What is a loan payment calculator?
A loan payment calculator computes your fixed monthly payment for personal loans, car loans, student loans, and consumer credit. Enter any loan amount, interest rate, and term to instantly see your monthly payment, total interest, and full repayment schedule. For home purchase financing, use the Mortgage Calculator instead — it takes home price and down payment as inputs.
How is a loan payment calculated?
This calculator uses the annuity formula, where the monthly payment remains the same throughout the loan term. Formula: M = P × r × (1+r)^n / ((1+r)^n – 1), where P is the loan amount, r is the monthly interest rate (annual rate ÷ 12 ÷ 100), and n is the total number of months (years × 12).
What is the difference between APR and nominal interest rate?
The nominal interest rate is the base cost of borrowing, expressed as a percentage per year. APR (Annual Percentage Rate) is a broader measure that includes the nominal rate plus fees — origination charges, processing costs, and administrative fees. Because APR captures the full cost, it is always equal to or higher than the stated nominal rate. When comparing loan offers from different lenders, use APR rather than the nominal rate to get a like-for-like comparison.
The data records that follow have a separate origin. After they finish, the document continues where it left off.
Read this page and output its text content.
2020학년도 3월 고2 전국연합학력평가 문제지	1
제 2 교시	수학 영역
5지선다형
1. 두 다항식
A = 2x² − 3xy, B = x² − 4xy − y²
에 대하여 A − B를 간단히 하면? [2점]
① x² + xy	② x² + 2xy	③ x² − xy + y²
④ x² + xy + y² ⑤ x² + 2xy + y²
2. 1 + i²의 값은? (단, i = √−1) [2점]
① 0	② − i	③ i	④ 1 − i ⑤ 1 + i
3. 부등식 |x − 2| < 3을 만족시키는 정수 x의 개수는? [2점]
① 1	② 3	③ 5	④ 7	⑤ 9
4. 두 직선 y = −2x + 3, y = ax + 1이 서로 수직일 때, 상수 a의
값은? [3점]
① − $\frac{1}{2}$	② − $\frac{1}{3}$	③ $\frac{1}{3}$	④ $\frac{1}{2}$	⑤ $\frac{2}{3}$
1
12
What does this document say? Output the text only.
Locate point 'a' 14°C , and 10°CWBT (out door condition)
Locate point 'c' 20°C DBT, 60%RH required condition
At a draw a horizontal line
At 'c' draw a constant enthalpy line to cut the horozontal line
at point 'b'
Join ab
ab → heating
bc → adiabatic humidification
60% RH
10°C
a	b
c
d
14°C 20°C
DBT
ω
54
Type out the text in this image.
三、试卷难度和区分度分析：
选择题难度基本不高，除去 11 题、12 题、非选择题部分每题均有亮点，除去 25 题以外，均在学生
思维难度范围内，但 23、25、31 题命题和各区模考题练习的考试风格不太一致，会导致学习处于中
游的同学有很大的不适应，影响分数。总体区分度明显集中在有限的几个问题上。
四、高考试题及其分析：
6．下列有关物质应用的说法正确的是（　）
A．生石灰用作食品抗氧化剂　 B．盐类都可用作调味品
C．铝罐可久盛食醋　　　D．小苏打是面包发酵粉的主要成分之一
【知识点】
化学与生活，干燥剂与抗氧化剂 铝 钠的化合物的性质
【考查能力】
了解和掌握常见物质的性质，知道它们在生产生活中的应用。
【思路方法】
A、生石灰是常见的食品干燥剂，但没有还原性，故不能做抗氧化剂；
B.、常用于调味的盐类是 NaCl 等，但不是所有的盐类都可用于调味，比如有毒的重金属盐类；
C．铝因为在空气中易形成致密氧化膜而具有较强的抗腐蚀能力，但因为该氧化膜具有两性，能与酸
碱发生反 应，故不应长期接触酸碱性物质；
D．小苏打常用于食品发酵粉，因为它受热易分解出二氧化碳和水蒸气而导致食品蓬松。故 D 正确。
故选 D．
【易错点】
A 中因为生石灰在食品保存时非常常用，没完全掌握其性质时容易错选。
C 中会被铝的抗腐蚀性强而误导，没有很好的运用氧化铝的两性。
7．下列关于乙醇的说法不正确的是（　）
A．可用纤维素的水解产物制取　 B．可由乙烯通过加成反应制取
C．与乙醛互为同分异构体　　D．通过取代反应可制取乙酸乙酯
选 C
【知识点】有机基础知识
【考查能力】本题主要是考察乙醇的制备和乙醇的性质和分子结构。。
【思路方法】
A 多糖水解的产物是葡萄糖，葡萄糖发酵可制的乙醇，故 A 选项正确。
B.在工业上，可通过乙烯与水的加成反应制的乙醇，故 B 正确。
This calculator uses the nominal interest rate: for loans with no fees, results will closely match APR; for loans with significant origination fees, the effective APR may be 1–3 percentage points higher.
Annuity vs linear repayment — what is the difference?
The annuity method means equal monthly payments throughout the term — at the beginning, a larger portion goes to interest, while at the end, more goes toward repaying the principal. The linear method means equal principal portions each month, resulting in higher initial payments but lower total interest.
How much can I borrow for a given monthly payment?
Rearrange the annuity formula to find your maximum borrowing capacity: P = M × ((1+r)^n − 1) / (r × (1+r)^n), where M is your target monthly payment, r is the monthly interest rate (annual rate ÷ 12 ÷ 100), and n is the number of months. Example: $500 per month, 8% annual rate, 5-year term → r ≈ 0.00667, n = 60, maximum loan ≈ $24,700. The same budget at 12% yields only ≈ $22,450 — showing how rate differences significantly affect how much you can borrow.
How can you reduce the cost of a loan?
You can reduce loan costs by choosing a shorter term (less interest), comparing offers from multiple lenders, or refinancing an existing loan at better terms. Consider not just the interest rate but also origination fees and prepayment penalties. To grow savings alongside debt reduction, our FIRE calculator can show how aggressively saving while paying off loans accelerates long-term financial independence.
When should I use the loan payment calculator vs the mortgage calculator?
Use this loan payment calculator for any fixed-amount borrowing — personal loans, car loans, student loans, or consumer credit — where you enter the exact loan amount. Use the Mortgage Calculator when buying a home: it calculates your loan amount from home price and down payment percentage, and shows a detailed amortization schedule.